Energy prices for the manufacture of glass have played a role in the shortage, as has the ongoing conflict in Ukraine, which supplies German brewers with glass.
Russian blockades of Ukrainian ports have also hampered exports out of the country, threatening a global food crisis that could become catastrophic.
"It is deadly for small brewers," Stefan Fritsche, who runs a German brewery, told the Times, citing difficulties in getting customers to lug their empty crates back to the stores.
In a statement sent to Insider, general manager of the German Brewers' Association, Holger Eichele, said the shortages were "indirectly related" to the conflict in Ukraine.

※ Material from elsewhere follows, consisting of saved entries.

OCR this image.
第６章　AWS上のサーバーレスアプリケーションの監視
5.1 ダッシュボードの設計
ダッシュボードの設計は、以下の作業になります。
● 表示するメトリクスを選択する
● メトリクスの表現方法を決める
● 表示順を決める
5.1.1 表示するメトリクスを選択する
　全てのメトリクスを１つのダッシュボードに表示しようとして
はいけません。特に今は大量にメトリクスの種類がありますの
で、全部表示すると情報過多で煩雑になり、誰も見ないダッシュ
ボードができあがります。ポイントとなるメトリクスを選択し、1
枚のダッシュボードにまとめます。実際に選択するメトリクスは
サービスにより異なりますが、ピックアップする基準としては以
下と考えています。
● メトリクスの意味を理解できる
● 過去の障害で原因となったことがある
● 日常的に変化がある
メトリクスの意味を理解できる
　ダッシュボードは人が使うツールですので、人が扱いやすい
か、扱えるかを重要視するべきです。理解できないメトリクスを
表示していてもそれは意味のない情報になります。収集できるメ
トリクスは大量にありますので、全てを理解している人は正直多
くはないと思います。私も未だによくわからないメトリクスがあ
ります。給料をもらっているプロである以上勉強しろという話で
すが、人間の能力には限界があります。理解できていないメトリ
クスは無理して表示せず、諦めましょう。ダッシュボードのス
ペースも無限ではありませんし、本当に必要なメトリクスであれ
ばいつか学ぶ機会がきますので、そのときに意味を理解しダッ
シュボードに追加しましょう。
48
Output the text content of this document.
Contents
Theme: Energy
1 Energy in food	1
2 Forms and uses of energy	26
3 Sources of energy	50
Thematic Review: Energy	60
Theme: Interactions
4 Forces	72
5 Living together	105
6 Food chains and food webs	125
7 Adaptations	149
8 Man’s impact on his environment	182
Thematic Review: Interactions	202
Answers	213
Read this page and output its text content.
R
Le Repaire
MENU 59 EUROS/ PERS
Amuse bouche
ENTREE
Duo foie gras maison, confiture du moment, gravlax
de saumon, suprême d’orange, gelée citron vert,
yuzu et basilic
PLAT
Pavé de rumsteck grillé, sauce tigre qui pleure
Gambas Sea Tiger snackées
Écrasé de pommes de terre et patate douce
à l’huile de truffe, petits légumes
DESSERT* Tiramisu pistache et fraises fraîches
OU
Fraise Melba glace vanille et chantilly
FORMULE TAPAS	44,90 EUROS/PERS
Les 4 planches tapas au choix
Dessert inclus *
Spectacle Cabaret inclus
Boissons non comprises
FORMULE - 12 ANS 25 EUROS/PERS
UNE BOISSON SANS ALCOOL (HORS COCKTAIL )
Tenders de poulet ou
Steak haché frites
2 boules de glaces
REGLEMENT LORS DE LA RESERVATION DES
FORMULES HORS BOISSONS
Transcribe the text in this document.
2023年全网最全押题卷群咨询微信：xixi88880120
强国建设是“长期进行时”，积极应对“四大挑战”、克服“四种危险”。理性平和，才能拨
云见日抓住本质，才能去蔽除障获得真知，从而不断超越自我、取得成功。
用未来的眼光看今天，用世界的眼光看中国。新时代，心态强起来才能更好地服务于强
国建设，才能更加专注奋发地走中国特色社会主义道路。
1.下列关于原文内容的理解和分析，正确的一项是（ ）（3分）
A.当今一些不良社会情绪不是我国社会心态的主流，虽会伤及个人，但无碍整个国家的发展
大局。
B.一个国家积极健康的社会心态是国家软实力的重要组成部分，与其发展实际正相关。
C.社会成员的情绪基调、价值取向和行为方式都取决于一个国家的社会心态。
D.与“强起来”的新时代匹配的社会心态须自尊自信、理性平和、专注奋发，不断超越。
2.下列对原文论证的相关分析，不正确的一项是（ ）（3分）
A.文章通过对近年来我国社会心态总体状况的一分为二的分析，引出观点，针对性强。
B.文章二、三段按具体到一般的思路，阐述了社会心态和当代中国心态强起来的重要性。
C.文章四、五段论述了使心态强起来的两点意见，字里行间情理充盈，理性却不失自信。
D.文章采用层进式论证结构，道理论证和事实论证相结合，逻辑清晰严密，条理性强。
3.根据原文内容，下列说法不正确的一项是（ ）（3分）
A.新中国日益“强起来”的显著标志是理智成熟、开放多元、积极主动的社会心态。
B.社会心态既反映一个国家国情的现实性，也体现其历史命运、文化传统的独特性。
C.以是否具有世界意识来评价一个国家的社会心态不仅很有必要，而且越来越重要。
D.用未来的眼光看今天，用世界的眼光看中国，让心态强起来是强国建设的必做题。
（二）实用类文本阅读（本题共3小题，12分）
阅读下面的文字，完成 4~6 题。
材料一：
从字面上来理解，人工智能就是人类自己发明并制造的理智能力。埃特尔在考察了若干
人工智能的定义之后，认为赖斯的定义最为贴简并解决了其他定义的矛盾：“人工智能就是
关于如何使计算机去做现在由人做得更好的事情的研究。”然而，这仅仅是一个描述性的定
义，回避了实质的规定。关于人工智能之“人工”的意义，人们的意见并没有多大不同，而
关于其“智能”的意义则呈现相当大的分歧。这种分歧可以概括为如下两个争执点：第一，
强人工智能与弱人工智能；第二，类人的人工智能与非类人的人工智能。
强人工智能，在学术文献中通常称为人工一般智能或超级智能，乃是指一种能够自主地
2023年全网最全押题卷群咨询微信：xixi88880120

"It is a fact that unfortunately several glass factories in Ukraine have been destroyed by Russian attacks or had to close down and therefore can no longer deliver to Western Europe. This has increased the overall demand for glass products and glass containers in Germany as well," the statement added.
Eichele also cited reduced activity at factories as a result of rising energy costs as a reason for the shortages, which was also pushing up the price of glass bottles.
Breweries without supply contracts are paying 80% - 90% more for new bottles than they did last year, Eichele added in the statement.
The manager said there was no indication that beer production would be curbed, but added that it was becoming harder for brewers to "maintain the supply chain."
Breweries are tapping into Germany's deposit system to encourage more customers to return their empties. Under the system, buyers pay a deposit of either 8 or 15 euro cents (around $0.08 - $0.15) for a returnable glass bottle, which they can later claim back, often in the form of store vouchers.
Most people allow bottles to accumulate before returning them and redeeming their money in one go.
"The climate-friendly reusable system in Germany is unique in the world. Unfortunately, it is also uniquely expensive at present," Eichele said.
Some breweries have thought about upping the surcharge to persuade more people to return their empties, while other have been forced to increase the price of a crate of beer, the Times added.
"Every empty crate that comes back prevents us from having to buy a new one," a representative for one brewery told The Times.
The conflict has also increased the cost of other commodities and raw materials produced in Russia and Ukraine. This includes fertilizer, wheat, and sunflower oil — as supplies from both countries have been slashed.